We disagree. With several police officers testifying as to appellant’s intoxicated condition based on his walk, talk and belligerent manner some forty-five minutes to an hour after the decedent was struck, the jury could and did infer he was intoxicated at the time he struck the decedent. The jury was also aware that Officer Mullins had seen the appellant’s car and its erratic movements shortly after the fatal event, and that the appellant had stated that he thought he had hit “an animal of some sort.” These factors further evince the element of intoxication. While it is true, as argued by appellant, that there was no blood or breathalyzer test given to appellant, that evidence was but a factor for the jury to consider. See State v. Stowers, 649 S.W.2d 607, 609 (Tenn.Crim.App.1983). Further the evidence indicates that appellant was driving in the middle of the road when he struck the decedent. Under these circumstances, any rational trier of fact could conclude that the decedent’s death was the proximate result of appellant’s intoxication. The evidence therefore meets T.R.A.P. 13(e) requisites.

Next, appellant asserts that the trial court erred by admitting as evidence a photograph of the decedent’s mutilated body. The Supreme Court of this State, in State v. Banks, 564 S.W.2d 947 (Tenn.1978), set forth guidelines for issues concerning the admissibility of photographs. In Banks, Rule 403 of the Federal Rules of Evidence was adopted by our Supreme Court. Federal Rule 403 provides:

Although relevant, evidence may be excluded if its probative value is substantially outweighed by the danger of unfair prejudice, confusion of the issues, or misleading the jury, or by considerations of undue delay, waste of time, or needless presentations of cumulative evidence.

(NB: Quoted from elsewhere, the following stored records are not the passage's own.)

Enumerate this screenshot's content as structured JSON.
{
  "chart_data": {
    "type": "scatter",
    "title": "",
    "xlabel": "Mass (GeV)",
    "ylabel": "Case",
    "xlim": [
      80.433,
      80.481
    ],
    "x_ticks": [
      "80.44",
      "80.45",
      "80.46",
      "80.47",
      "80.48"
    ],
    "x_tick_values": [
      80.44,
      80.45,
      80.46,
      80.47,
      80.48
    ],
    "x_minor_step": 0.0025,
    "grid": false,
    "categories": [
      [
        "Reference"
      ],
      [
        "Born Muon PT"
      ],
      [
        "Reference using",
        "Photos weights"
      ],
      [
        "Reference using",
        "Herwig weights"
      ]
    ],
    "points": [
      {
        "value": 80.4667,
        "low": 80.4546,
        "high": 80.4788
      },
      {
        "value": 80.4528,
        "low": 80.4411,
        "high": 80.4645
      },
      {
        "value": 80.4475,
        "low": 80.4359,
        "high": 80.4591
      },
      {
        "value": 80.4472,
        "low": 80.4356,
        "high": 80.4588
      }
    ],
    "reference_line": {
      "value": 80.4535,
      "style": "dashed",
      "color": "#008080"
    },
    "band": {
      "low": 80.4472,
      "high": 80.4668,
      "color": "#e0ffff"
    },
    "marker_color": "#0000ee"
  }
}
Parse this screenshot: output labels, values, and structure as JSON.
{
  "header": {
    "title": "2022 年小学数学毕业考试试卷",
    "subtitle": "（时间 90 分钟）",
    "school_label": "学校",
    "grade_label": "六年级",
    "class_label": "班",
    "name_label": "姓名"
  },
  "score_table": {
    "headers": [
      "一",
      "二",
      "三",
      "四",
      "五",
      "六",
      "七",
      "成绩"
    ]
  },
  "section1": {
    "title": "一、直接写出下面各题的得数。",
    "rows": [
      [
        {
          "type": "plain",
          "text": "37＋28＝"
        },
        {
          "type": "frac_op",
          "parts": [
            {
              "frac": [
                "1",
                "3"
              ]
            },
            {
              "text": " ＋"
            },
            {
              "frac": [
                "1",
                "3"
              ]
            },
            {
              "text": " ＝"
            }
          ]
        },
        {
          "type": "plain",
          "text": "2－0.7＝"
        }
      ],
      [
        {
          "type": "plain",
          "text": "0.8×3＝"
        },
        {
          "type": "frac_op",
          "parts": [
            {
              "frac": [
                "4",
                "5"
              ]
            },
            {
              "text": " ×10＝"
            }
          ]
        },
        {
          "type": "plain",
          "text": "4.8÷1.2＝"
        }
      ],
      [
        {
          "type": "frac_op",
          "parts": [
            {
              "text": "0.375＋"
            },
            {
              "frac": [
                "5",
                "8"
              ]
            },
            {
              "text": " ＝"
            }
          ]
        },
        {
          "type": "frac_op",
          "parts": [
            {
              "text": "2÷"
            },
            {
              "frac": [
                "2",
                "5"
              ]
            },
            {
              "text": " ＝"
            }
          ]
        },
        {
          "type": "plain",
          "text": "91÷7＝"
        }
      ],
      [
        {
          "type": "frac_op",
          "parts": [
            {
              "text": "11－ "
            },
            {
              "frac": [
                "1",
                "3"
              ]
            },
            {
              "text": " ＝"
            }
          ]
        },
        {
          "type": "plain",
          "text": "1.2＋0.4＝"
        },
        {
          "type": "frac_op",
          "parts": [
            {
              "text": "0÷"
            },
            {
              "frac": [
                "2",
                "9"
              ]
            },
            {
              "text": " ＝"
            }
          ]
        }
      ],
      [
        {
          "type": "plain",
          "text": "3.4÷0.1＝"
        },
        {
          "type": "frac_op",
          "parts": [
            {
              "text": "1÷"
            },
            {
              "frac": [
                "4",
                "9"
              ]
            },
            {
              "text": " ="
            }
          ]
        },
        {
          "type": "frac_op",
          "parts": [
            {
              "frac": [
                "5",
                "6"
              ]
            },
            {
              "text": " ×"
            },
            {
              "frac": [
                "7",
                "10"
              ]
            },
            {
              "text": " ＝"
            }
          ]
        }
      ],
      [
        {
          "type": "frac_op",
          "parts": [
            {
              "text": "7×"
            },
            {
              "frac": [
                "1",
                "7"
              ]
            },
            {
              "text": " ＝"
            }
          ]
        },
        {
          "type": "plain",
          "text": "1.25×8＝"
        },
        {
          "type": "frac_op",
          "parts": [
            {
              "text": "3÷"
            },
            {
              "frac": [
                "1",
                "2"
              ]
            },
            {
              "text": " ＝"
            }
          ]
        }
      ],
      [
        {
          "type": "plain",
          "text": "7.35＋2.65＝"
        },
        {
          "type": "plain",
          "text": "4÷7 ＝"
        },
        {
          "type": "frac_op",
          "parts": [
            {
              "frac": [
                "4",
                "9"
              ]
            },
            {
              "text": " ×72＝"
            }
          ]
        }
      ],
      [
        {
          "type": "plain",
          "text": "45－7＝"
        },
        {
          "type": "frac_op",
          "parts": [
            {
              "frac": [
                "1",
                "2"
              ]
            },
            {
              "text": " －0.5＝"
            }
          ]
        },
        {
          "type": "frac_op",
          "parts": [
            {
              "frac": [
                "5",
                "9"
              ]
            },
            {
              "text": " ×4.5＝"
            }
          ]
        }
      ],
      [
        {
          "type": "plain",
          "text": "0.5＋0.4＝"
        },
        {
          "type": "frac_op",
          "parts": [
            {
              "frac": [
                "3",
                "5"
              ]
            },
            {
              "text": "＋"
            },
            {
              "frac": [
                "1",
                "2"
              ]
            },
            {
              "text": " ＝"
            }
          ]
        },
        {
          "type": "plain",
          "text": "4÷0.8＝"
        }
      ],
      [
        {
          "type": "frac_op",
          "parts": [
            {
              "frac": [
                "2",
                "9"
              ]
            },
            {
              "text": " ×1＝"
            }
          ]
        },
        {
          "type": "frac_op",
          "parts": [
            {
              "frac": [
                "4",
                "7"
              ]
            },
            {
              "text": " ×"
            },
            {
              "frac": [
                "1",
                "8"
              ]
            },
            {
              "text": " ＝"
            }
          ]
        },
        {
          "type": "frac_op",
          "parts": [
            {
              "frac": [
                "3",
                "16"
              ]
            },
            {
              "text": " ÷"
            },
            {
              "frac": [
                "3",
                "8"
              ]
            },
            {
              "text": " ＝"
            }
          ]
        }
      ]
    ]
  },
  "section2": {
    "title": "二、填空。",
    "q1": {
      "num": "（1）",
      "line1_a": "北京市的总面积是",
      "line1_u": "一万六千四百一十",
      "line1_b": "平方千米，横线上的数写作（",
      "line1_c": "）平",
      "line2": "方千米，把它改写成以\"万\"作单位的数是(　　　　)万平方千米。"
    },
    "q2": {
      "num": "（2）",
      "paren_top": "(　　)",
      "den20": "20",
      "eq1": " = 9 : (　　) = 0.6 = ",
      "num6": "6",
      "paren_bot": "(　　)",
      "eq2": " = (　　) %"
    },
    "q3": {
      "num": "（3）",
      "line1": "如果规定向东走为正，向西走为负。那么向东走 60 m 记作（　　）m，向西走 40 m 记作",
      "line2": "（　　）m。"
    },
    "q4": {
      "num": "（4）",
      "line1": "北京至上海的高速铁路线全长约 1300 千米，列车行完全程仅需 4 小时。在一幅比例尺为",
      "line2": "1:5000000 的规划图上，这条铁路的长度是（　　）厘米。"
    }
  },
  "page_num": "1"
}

Appellant admits that the photograph was relevant, but argues that the prejudicial nature of the photograph outweighs its probative value. The State maintains that the photograph was relevant to demonstrate the position of the body when found by the investigating officers and to show the extent of the decedent’s injuries. In accordance with the Banks guidelines, the trial court held a hearing to consider the admissibility of the photograph. Absent an abuse of discretion on the part of the trial judge, his ruling on this matter shall not be overturned. Id. at 949. The single photograph of the decedent, if error, did not affect the results. T.R.A.P. 36(b). This issue is, therefore, overruled.

In his final issue, appellant contends that the trial court erred by denying his motion to suppress evidence obtained from the search and seizure of appellant’s car. Having failed to present this issue in his motion for a new trial, appellant has not preserved it for appeal. State v. Maynard, 629 S.W.2d 911, 912 (Tenn.Crim.App.1981); T.R.A.P. 3(e), 36(a). In any event, the car as found was in plain view, and the exterior *632examination by the officers violated no right to privacy of the appellant. The judgment of the trial court is affirmed.

BYERS, J., and RICHARD R. FORD, Special Judge, concur.